I met a man this weekend at the Easter Seals Regatta that told us that having a special class for kids with intellectual disabilities in his school as a kid fundamentally changed they way he viewed people with disabilities because they were ‘included’ insomuch that they were there in the same halls as he was.
I remember the same thing when I was a kid. I befriended a girl named Jenny when I was probably 7 or 8, close to the age Sebastian is now. She was in a wheelchair and I remember her pale skin and white blonde hair. I remembered her blue lips. Thinking back she was probably on oxygen sometimes but I don’t remember seeing it. She came to our class on special occasions and was probably in our specialist classes. I really liked talking to her. Then one day she wasn’t there anymore. No one told us why. I think I thought she died.

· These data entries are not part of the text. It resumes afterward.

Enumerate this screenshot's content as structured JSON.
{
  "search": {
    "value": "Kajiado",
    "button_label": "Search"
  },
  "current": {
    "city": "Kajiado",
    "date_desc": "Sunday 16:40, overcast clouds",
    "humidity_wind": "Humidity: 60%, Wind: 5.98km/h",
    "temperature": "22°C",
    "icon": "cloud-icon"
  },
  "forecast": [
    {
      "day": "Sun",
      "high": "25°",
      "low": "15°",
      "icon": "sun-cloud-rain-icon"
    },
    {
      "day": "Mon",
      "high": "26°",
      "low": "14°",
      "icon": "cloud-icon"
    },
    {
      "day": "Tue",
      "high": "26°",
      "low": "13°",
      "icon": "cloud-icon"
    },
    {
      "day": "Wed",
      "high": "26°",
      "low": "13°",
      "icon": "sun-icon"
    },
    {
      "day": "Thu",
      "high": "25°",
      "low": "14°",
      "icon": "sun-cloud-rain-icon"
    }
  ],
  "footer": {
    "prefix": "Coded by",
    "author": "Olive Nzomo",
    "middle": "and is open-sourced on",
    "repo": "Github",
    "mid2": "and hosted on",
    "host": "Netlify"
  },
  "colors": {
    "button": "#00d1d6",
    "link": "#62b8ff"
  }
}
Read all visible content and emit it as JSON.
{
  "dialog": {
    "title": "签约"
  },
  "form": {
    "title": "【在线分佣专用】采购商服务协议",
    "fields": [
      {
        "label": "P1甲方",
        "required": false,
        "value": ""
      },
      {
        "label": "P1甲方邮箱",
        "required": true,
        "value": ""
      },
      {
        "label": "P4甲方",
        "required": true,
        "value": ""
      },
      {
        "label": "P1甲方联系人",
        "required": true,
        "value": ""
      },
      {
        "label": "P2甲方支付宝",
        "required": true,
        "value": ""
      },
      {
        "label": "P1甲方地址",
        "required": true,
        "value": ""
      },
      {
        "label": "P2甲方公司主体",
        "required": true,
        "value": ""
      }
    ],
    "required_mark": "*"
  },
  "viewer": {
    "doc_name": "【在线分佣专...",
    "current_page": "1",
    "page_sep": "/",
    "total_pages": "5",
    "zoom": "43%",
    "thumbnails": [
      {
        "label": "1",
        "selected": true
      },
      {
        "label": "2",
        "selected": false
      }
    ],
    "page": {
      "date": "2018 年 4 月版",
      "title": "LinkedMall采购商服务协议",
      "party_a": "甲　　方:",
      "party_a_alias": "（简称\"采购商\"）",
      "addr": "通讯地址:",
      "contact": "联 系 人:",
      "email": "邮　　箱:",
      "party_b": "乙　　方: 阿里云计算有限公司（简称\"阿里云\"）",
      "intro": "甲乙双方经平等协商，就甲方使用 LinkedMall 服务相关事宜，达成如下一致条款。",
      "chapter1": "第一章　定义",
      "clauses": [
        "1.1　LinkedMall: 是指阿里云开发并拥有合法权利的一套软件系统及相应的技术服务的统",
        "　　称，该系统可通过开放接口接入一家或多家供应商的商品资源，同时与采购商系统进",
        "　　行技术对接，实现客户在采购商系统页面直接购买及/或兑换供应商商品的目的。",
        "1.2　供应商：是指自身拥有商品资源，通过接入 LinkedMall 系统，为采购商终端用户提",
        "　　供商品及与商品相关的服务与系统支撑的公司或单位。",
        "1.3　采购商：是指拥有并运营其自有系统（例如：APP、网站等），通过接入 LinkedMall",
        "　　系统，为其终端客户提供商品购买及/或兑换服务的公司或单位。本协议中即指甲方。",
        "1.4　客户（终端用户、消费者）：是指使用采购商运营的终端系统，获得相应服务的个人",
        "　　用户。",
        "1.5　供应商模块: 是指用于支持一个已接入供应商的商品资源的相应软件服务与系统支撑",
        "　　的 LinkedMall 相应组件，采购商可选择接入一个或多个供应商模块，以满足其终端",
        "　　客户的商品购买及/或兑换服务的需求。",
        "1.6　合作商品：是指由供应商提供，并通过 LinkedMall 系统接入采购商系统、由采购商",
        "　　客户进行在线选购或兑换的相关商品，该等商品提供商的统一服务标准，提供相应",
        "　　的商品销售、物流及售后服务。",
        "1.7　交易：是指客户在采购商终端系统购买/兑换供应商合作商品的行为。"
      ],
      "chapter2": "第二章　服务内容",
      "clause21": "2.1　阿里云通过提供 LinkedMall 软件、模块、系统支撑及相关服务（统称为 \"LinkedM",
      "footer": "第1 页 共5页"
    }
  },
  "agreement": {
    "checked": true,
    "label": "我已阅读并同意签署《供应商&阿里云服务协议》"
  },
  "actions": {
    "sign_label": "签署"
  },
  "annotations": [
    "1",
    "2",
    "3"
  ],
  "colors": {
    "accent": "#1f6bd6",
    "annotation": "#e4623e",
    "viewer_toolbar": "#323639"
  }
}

I am 38 years old. Three decades ago kids with disabilities were in our schools but not in our classrooms. Today, in Toronto, they aren’t even in our schools. With the exception of 9 schools in the TDSB (out of hundreds; 451 elementary, 110 secondary) that have a classroom which I imagine is similar to the one that Jenny attended at my elementary school over 3 decades ago.
Kids that have never met Sebastian before might stare because they have never seen a child in a wheelchair in their classroom or in their halls at school. They might have some questions that never get answered because they will never meet kids like Sebastian during their education. They will become adults that will run companies that do not hire adults with disabilities because they don’t know how to accommodate them in the workplace. They will become adults in government positions that make decisions for people with disabilities without the knowledge or experience of anyone with a disability.
Let’s stop pretending that the current system of segregation is ok. Let’s stop blaming it on lack of funding and remember that adults who don’t include send a message to kids that they don’t have to either. Oh, that kid with autism? He can stay home until the graduation ceremony is over. How about that child with Down’s syndrome that would do better participating as an audience member rather that in the class play. (Yes; I read that story too but can’t find it to link). Those teachers? They never had kids with disabilities in their class either. But they should know better.
Maybe the special school will have better programs for Sebastian’s physical needs. Maybe they will better understand and implement the technology he needs to both learn and communicate. But what his sister is learning? That her brother has to go to a different school than her. A special school. Where everyone else is like her brother. And that is not ok.
Sebastian has attended a day camp this summer (and last) that is outdoors with a music and arts focus. It’s for ages 6-18 and it’s also integrated. Sebastian is making friends with kids of all different abilities, including some without a disability at all. At the end of the first camp session (2 weeks each session and he’s attending 2), one girl, his age, hugged him in his chair and said ‘ I wish Sebastian and I could have a play date.’ Her mom was surprised. So was I. She said, ‘Well sure, why not?’ So we exchanged emails. I don’t know if our schedules will mesh in the last two weeks of summer. But that’s not the point. I know that this girl will grow up to include others. Imagine what society looked like if every child had a similar opportunity to meet and befriend kids ‘like Sebastian’. To laugh with him. Kick a ball with him. Play a game on the computer with him. Swim in the pool with him. Read a book with him. Ride a bike with him. Crush garlic with him!